Hsiu-Chi Wu


2025

pdf bib
The NPTU ASR System for FSR2025 Hakka Character/Pinyin Recognition: Whisper with mBART Post-Editing and RNNLM Rescoring
Yi-Chin Huang | Yu-Heng Chen | Jian-Hua Wang | Hsiu-Chi Wu | Chih-Chung Kuo | Chao-Shih Huang | Yuan-Fu Liao
Proceedings of the 37th Conference on Computational Linguistics and Speech Processing (ROCLING 2025)

This paper presents our system for the FSR-2025 Hakka Automatic Speech Recognition (ASR) Challenge, which consists of two sub-tasks: (i) Hakka Characters and (ii) Hakka Pinyin. We propose a unified architecture built upon Whisper [1], a large weakly supervised ASR model, as the acoustic backbone, with optional LoRA (Low-Rank Adaptation [2]) for parameter-efficient fine-tuning. Data augmentation techniques include the MUSAN [3] corpus (music/speech/noise) and tempo/speed perturbation [4]. For the character task, mBART-50 [5,6], a multilingual sequence-to-sequence model, is applied for text correction, while both tasks employ an RNNLM [7] for N-best rescoring. Under the final evaluation setting of the character task, mBART-driven 10-best text correction combined with RNNLM rescoring achieved a CER (Character Error Rate) of 6.26%, whereas the official leaderboard reported 22.5%. For the Pinyin task, the Medium model proved more suitable than the Large model given the dataset size and accent distribution.
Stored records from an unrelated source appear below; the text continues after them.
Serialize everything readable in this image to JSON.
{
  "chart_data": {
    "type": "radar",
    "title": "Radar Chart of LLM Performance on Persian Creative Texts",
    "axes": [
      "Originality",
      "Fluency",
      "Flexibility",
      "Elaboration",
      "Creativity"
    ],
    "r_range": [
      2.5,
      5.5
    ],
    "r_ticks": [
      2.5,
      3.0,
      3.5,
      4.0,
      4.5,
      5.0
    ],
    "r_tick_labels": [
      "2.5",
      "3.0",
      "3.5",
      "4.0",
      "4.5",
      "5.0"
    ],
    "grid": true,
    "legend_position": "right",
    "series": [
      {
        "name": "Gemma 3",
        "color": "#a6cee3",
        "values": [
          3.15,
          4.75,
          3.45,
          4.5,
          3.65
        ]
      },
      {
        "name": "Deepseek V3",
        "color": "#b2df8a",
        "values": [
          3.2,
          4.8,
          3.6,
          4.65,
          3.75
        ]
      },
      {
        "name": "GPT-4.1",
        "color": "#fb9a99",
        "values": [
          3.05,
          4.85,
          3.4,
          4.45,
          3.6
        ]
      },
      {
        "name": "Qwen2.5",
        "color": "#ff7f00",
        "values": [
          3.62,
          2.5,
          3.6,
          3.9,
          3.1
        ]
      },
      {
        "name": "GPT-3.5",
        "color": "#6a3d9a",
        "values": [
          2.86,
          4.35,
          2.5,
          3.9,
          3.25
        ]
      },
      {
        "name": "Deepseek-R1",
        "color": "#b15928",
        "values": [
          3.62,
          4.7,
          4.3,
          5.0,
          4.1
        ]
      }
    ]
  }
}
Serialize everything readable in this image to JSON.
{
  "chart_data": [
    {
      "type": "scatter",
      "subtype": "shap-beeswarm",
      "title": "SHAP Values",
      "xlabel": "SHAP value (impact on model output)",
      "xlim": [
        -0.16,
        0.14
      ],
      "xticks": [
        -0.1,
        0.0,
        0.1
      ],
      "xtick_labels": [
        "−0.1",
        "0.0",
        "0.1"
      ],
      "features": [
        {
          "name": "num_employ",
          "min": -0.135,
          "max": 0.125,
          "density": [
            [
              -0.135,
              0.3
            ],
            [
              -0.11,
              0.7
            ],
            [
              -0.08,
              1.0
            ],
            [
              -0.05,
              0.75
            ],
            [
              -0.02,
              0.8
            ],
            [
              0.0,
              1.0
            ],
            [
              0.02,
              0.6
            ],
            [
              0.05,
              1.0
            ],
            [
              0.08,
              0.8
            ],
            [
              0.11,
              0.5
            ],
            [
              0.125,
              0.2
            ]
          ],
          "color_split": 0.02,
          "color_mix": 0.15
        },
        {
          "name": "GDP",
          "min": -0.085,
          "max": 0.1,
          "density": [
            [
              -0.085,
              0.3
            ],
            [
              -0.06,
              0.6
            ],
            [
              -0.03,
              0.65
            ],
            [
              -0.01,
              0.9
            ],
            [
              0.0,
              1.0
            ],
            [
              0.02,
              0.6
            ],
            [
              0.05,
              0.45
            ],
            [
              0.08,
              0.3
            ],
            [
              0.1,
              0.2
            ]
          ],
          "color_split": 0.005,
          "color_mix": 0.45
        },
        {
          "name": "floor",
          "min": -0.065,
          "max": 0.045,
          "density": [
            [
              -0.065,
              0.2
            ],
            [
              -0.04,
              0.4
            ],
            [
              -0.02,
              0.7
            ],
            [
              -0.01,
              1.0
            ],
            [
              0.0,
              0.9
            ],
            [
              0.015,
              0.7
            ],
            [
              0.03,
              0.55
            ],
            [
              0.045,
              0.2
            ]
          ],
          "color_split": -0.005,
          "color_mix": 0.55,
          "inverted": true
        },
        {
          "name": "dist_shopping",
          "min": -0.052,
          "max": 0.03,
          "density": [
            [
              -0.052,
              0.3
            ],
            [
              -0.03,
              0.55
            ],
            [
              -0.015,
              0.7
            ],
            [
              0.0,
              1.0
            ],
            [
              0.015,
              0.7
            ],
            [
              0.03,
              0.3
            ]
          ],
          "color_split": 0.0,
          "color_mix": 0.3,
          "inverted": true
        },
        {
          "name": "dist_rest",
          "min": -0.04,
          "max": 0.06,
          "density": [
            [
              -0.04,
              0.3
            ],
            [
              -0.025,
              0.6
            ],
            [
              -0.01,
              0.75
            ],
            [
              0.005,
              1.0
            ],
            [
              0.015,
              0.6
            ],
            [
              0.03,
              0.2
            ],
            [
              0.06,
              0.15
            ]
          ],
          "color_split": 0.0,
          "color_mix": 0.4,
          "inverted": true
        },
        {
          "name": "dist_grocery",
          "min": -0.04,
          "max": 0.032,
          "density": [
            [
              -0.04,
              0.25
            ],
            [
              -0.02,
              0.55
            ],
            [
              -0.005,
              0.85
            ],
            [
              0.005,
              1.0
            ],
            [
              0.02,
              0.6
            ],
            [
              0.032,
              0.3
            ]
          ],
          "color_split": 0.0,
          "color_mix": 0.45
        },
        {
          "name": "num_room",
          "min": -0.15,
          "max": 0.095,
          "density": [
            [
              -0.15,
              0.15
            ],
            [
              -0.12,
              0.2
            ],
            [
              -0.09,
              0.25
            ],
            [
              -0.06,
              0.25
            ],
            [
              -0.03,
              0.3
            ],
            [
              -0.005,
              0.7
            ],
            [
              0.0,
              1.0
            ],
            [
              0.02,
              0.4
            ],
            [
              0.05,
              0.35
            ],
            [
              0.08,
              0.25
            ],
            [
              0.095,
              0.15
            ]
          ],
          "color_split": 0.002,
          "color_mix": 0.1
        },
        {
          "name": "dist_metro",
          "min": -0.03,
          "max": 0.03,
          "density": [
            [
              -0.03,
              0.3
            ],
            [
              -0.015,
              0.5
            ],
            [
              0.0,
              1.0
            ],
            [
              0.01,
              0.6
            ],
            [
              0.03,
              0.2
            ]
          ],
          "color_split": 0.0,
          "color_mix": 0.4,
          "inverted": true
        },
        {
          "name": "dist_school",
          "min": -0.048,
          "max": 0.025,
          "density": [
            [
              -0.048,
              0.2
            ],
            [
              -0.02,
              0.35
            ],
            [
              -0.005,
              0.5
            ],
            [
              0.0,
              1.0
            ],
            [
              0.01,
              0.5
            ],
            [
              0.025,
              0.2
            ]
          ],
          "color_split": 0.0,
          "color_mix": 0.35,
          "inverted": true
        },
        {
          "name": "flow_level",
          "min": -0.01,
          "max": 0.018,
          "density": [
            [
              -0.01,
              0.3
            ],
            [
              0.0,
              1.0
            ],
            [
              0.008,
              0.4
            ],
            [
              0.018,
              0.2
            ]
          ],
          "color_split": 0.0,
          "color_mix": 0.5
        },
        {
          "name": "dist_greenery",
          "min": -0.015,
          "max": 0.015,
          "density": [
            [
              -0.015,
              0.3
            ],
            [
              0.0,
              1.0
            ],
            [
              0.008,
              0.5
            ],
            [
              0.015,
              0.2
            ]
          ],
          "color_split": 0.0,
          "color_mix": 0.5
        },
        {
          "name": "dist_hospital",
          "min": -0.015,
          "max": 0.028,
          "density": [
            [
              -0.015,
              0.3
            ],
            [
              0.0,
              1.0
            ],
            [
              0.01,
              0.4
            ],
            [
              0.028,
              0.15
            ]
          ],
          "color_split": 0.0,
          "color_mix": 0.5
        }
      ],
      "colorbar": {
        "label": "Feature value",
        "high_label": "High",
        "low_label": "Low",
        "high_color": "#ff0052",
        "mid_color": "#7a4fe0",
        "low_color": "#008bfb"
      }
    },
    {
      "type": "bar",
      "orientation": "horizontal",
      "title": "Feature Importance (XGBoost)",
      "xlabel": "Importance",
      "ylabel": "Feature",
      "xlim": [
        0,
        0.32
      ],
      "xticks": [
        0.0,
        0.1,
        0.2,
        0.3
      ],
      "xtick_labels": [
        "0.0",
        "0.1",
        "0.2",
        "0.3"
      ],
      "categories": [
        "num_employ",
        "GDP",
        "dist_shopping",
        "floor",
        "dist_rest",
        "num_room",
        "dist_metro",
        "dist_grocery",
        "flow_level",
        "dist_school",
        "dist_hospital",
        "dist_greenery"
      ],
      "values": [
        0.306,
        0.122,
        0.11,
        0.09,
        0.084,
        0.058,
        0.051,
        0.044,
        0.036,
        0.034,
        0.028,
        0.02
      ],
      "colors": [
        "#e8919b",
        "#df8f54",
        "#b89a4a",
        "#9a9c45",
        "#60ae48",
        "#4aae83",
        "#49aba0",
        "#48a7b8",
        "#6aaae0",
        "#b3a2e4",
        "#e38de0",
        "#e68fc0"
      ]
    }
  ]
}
With 10-best RNNLM rescoring, it achieved a SER (Syllable Error Rate) of 4.65% on our internal warm-up test set, and the official final score (with tone information) was 14.81%. Additionally, we analyze the contribution of LID (Language Identification) for accent recognition across different recording and media sources.